Teen Drug Abuse
Teens, Gummy Bears, and Vodka equal drug abuse
Just when you think you figured out the teen drug abuse problem, teenagers think up a new way to get high. I heard on a local news report the other day about teens now soaking gummy bears in vodka, so the little pieces of candy become alcoholic mammals. After hearing this, I wonder why kids can’t use this creativity in better ways! Teen drug abuse is increasing faster than parents know how to handle it.
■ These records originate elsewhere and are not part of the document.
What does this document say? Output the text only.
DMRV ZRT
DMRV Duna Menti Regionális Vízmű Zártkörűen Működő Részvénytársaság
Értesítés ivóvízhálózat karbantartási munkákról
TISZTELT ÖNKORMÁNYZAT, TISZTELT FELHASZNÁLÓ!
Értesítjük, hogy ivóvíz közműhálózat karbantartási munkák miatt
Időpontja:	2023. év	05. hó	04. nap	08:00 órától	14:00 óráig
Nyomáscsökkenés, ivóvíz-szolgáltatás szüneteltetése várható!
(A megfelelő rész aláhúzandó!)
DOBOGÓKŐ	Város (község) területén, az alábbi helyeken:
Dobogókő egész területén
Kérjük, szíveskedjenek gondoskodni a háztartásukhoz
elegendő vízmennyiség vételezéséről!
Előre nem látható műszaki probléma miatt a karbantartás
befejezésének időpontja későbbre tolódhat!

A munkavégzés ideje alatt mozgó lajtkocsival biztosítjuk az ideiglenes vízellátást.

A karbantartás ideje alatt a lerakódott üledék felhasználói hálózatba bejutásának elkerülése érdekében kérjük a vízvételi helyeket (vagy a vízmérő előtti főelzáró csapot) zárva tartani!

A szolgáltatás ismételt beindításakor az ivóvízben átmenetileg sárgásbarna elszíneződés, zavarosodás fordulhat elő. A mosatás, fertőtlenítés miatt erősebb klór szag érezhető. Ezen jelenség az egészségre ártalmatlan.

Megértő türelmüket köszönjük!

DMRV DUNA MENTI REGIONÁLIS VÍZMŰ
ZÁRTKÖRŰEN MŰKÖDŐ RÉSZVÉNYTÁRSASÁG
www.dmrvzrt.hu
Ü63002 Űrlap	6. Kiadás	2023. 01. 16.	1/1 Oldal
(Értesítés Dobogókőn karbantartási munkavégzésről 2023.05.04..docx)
What can be done about the teen drug abuse issue now that they are incorporating candies into the equation?
So what are we supposed to do, get rid of all gummy bears in the house to prevent teen drug abuse?
Celebrity addiction specialist Dr. Drew Pinsky addresses the teen drug abuse problem by saying that, for a start, keep all liquor locked up. Also, keep prescription drugs locked up. While the former seems common, the latter is something that likely happens less often. Teens know that they can open that medicine cabinet and use the drugs their parents use—for free. This casually happens all the time: teens will get prescriptions drugs from people they know. In fact, Dr. Drew claims that 64 percent of drugs come from a friend or relative. This makes sense since it is so much easier than going to the guy down the street or behind the park.
While painkillers have obvious benefits for the young consumer, other drugs such as Adderall or Xanax are also abused.
When you suspect your child might be on a drug, it’s hard to know exactly how to bring it up. Usually if a teen has a drug abuse problem, if you ask, they will probably say that they are fine. One suggestion is to speak with a specialist at their school, someone who has training in dealing with drug abuse and other similar matters.
The lock-down box is a good start for anything that might be in the house, because it sends the message that these drugs can do harm. Dr. Drew makes the point that “kids are not dumb: if they have a genuine perception that something is harmful to them, they’re less likely to use it. But, their pre-fontal cortex — the part of the brain that perceives consequences – isn’t fully developed. The casualness with which pills are used in our houses is sending a message to them.”
If anything, we need to casually say how these drugs can really do damage. Any unwanted outcome you can think of can stem from drug abuse, so consequences should be made aware—especially with legal drugs or drugs from a doctor, which may appear to be less harmful because of its packaging.
There are plenty of helpful resources out there that may prove to be useful. The National Association of School Nurses (NASN) and Janssen Pharmaceuticals, Inc., have teamed up to create Smart Moves, Smart Choices, a national awareness program that informs parents, teens, and educators about teen prescription drug abuse and its serious risks.
Check that website out if you could use help. We all like to get high, but some of us may not realize what damage these drug related highs can do to our health.